Une musique de Kraftwerk, métallique comme une voix d’adolescent, triste comme un hiver qui n’arrêterait pas de fondre des gouttières, me rend dans sa plus acide saveur, ce siècle, cette aube que furent les dernières années soixante-dix. Tout était si mal parti et tellement accro d’espoir ; on s’en renvoyait la balle, tout amoureux de nos destins ; on cherchait la solitude la plus exemplaire !

3/ Pas chez moi

L’entortillement de lignes qui réveille des paroles, le stupéfiant Héritage de l’écriture, est une déclaration de paix et d’ouverture à cette nuit urbaine qui clignote au loin et feule sourdement à travers le double vitrage.

 

Face au miroir sans tain de la fenêtre, à la bougie, j’entreprends cette exploration écrite du parc enténébré pour faire torpille sur des morceaux qui susciteraient l’envie d’y reconnaître d’objectifs attributs de mon for intérieur ; parc existant, mais distant, traversé par imprégnation olfactive, aérienne, climatique et sentimentale.
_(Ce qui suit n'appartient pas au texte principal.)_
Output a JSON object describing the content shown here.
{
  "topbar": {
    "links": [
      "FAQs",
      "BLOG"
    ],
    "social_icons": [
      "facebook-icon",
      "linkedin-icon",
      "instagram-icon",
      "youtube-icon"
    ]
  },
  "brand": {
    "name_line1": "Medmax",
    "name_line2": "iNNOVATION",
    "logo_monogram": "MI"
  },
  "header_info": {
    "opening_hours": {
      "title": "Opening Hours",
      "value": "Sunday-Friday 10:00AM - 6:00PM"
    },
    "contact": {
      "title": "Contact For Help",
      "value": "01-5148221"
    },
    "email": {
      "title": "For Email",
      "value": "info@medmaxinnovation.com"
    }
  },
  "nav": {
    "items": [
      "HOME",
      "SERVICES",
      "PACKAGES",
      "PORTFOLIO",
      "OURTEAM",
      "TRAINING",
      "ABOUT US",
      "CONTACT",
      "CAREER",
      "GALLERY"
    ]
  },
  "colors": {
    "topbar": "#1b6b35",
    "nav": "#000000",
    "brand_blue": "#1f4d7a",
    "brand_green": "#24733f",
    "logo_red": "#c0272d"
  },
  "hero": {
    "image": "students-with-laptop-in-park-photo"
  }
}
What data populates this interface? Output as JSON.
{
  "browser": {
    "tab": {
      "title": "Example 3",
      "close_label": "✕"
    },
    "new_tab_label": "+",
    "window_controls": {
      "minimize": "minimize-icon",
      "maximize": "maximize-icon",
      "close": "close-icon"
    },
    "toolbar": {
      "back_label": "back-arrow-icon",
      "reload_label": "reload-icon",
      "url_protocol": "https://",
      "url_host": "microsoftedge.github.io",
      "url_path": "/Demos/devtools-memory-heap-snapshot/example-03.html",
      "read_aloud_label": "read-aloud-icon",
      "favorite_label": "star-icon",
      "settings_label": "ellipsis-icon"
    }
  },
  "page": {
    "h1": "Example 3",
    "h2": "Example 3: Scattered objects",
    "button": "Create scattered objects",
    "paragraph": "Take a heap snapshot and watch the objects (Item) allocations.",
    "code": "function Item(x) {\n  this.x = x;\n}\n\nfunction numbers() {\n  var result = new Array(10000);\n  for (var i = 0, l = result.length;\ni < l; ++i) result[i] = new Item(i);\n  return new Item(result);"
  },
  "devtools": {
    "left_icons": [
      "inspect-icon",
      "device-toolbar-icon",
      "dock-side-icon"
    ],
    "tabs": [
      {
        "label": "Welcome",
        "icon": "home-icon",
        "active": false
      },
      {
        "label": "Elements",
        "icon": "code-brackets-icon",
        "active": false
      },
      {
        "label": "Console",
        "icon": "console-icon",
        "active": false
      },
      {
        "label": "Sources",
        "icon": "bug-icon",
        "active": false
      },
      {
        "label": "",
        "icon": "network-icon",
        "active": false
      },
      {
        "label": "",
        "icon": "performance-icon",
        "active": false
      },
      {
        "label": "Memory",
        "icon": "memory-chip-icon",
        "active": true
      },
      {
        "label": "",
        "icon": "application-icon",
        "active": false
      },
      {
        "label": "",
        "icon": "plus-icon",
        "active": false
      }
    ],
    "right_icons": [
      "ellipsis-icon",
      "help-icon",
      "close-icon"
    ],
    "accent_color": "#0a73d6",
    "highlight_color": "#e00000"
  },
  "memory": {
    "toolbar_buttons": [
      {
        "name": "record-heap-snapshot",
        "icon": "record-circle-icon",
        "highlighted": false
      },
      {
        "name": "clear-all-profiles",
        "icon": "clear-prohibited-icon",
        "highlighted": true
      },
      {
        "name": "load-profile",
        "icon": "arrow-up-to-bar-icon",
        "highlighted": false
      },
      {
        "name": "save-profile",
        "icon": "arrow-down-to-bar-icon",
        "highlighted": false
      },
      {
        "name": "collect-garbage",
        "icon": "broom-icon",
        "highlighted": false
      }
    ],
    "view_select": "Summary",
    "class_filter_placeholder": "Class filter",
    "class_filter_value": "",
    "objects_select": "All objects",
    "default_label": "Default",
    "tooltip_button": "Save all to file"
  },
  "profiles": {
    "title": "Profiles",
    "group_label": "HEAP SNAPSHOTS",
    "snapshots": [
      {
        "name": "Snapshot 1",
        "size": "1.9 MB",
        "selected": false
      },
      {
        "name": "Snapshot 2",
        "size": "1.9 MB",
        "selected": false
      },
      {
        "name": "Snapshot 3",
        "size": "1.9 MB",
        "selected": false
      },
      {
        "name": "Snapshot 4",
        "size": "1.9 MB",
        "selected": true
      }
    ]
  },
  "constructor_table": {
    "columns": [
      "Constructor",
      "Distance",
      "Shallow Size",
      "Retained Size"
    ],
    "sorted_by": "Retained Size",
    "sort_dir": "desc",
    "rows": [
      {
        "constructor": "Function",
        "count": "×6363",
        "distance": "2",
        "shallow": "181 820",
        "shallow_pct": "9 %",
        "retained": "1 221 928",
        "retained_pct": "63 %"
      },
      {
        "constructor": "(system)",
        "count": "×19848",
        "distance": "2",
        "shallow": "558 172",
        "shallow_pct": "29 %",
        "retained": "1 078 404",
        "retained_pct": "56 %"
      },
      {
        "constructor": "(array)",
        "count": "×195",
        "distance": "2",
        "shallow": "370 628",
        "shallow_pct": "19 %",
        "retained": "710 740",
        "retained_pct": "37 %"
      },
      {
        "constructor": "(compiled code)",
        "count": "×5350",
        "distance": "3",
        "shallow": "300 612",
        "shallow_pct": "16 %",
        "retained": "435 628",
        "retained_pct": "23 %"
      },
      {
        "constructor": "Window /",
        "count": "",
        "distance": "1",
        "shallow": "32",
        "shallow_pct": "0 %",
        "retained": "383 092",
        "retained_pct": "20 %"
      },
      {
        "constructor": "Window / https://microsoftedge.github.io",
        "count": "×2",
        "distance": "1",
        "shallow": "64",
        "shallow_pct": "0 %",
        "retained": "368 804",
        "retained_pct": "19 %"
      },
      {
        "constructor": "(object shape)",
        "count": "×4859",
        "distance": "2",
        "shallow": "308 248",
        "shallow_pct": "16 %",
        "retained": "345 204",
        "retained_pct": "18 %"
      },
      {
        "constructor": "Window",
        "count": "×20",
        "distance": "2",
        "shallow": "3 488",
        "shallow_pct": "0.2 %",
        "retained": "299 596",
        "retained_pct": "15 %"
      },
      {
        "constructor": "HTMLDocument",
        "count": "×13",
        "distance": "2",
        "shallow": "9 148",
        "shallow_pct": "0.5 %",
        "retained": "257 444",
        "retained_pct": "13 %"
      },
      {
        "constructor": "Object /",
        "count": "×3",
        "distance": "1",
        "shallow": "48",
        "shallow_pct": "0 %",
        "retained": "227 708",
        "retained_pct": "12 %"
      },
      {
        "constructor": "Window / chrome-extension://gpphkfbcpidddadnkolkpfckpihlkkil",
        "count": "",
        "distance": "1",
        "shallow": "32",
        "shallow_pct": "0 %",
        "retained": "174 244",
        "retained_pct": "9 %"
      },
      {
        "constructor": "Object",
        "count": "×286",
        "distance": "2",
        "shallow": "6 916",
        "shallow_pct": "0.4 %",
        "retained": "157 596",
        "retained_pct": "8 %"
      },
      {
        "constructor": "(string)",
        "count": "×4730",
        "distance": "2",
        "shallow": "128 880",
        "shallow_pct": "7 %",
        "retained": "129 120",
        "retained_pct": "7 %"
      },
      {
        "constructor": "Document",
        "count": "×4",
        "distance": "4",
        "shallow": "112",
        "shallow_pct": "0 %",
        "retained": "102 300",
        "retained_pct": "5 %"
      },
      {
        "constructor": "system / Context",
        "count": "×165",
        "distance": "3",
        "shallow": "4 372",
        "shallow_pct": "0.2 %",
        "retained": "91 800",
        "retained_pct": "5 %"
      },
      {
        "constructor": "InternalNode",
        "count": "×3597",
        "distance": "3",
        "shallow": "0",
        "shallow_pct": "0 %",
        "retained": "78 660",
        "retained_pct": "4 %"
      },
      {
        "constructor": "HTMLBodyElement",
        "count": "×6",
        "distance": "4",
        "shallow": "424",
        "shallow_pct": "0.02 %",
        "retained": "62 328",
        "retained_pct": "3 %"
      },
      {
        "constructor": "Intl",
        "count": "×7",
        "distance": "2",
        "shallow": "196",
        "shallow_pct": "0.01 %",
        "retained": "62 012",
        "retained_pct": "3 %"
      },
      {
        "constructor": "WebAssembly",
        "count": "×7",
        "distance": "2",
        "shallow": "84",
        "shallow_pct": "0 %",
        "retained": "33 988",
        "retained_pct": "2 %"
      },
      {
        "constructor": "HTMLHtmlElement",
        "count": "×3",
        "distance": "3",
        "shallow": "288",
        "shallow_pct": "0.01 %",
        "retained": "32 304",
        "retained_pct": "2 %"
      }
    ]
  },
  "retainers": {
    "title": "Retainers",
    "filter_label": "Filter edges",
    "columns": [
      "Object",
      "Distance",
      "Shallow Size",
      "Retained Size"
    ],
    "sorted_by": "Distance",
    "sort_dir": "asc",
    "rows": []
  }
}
Un chien qui jappe suffit à me rendre cette nuit plus humainement cloisonnée de territoires ; je puis passer par au-dessus ou creuser – mais mon règne furtif s’intimide de ces gens.

 

Par la nuiteuse froidure, dans une cuisine à l’apic du fleuve Nièvre, j’ai dilaté le volume de l’écoute. Mais le grognement de la chaudière s’enfle soudain de hautes vibrations, et inonde les sons lointains des mondes prochains, ces motrices qui mènent aux sensations.  Elles peuvent n’être, par rang de subtilité, qu’un grincement lointain, un piquement du dehors,  une luciole urbaine qui prend vie, une étoile très effilée discrètement inhumaine – et me conduisent à recevoir, dans ma conscience expansée, ce qui peut n’être qu’une montée d’émotion jusqu’aux yeux, une sensation illettrée, la moiteur sur le sable d’une vague retirée .

 

Lever la tête de la fosse aux grouillants et revoir le ciel, la ligne d’horizon hérissée de grands végétaux, la verticalité lancée du humide-lourd vers le gazeux – et la vieille problématique se remet naturellement en place :calme, par l’âge de l’humanité qu’elle a, mais toujours troublante ;déséquilibrant le stable ; poussant l’apprenti marcheur à empiéter sur le noir.

 

Privé de tout le chœur hurlant des voix, furies de tempêtes inhumaines dans ce monde baudruche étirée de ma folie. Privé de ces querelles, pugilats, tortures. Retour à zéro, rez de vaches, sensation. Silence au près ; murmure au loin, au plus profond. Et même plus les vaches, les forêts. Et juste ce corps, ce cœur qui croît.